On a separate trip, we took three weeks to drive from Washington D.C. to the West Coast. On our way, we meandered through beautiful, old-fashioned towns like this one in Red Lodge, Montana.
After visiting friends and exploring amazing towns and little friendly, quaint, farmer's markets in Montana, we decided to visit Glacier National Park. The tiny, steep, dangerous "Road to the Sun" that you drive on was like an amusement park ride. It was so scary and narrow it seemed unreal. On our way back down the road from the summit, we were lucky enough to have a herd of mountain goats cross our path. Believe it or not, this little guy was the baby.
This handsome fella lives just up the street from where I currently reside. His buddies didn't make it into the picture, but they, too, are afraid of visiting the barbershop.

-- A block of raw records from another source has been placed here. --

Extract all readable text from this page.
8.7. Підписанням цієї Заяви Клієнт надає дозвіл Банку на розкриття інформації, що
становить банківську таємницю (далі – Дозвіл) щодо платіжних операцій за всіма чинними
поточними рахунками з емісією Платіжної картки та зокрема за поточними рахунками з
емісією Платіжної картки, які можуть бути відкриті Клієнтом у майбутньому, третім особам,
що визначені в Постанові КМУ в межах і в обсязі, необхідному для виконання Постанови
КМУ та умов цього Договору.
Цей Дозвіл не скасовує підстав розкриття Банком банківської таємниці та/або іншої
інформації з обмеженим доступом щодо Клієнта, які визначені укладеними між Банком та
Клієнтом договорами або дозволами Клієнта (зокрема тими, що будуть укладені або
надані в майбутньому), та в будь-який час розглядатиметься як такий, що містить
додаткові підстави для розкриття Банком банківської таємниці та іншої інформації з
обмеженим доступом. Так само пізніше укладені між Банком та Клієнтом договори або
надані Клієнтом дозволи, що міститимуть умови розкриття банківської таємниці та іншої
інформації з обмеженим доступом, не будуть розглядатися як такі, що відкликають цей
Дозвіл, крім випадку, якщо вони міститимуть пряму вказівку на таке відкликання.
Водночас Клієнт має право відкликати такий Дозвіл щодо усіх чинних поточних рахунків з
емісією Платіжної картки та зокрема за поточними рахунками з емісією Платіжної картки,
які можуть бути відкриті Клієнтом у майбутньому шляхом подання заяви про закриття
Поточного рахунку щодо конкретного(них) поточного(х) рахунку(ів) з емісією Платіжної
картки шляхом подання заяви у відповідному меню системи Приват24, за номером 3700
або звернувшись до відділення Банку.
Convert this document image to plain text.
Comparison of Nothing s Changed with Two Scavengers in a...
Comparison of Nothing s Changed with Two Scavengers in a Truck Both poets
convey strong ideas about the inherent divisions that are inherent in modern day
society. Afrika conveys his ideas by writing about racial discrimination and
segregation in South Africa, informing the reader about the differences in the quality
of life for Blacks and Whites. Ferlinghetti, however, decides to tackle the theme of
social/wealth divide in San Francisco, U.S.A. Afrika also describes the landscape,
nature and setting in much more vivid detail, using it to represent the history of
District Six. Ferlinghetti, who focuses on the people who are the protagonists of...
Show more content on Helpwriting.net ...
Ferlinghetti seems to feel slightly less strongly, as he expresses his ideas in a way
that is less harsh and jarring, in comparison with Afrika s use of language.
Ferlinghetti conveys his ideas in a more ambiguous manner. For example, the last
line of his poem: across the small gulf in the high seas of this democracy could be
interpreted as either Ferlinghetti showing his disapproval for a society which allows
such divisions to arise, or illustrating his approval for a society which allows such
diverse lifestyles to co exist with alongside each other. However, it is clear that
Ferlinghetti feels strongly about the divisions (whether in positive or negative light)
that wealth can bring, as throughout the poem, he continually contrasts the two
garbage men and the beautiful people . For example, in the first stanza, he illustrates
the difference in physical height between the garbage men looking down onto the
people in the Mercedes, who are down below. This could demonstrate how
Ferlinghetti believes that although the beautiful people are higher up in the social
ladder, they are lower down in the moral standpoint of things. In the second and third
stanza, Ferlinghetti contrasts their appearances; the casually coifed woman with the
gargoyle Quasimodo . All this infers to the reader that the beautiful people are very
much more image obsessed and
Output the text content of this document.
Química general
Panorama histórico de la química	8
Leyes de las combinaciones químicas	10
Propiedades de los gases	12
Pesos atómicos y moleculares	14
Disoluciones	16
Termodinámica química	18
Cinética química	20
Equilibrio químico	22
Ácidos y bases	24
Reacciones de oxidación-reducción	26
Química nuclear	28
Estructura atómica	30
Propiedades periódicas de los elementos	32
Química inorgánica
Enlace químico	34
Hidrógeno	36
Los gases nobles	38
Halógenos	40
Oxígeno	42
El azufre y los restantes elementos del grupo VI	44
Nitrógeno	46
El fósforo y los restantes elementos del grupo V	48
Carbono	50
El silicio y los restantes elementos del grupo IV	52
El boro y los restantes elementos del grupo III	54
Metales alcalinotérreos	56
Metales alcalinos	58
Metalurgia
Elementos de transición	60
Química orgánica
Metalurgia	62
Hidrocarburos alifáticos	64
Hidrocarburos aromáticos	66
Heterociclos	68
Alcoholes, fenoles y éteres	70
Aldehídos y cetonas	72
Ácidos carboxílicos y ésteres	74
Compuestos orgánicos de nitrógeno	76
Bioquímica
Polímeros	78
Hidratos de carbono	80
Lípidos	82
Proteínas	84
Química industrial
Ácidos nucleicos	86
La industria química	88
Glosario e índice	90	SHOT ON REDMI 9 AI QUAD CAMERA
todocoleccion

I met these kids in Tecate, Mexico during a week-long house-building trip. I was supposed to be helping build a home, but I was truly enamored with the kids. They would wander around the construction site with bright eyes and huge smiles. I started following them around and taking pictures. They loved the attention and I fell in love with them. Every time I told them to "smile" in Spanish, they would get really excited and start screaming. Once I followed them to their "home," a tin shanty with dirt floors and nothing more than a bed, a table and a dresser. It's amazing how little some people have and yet how happy they are.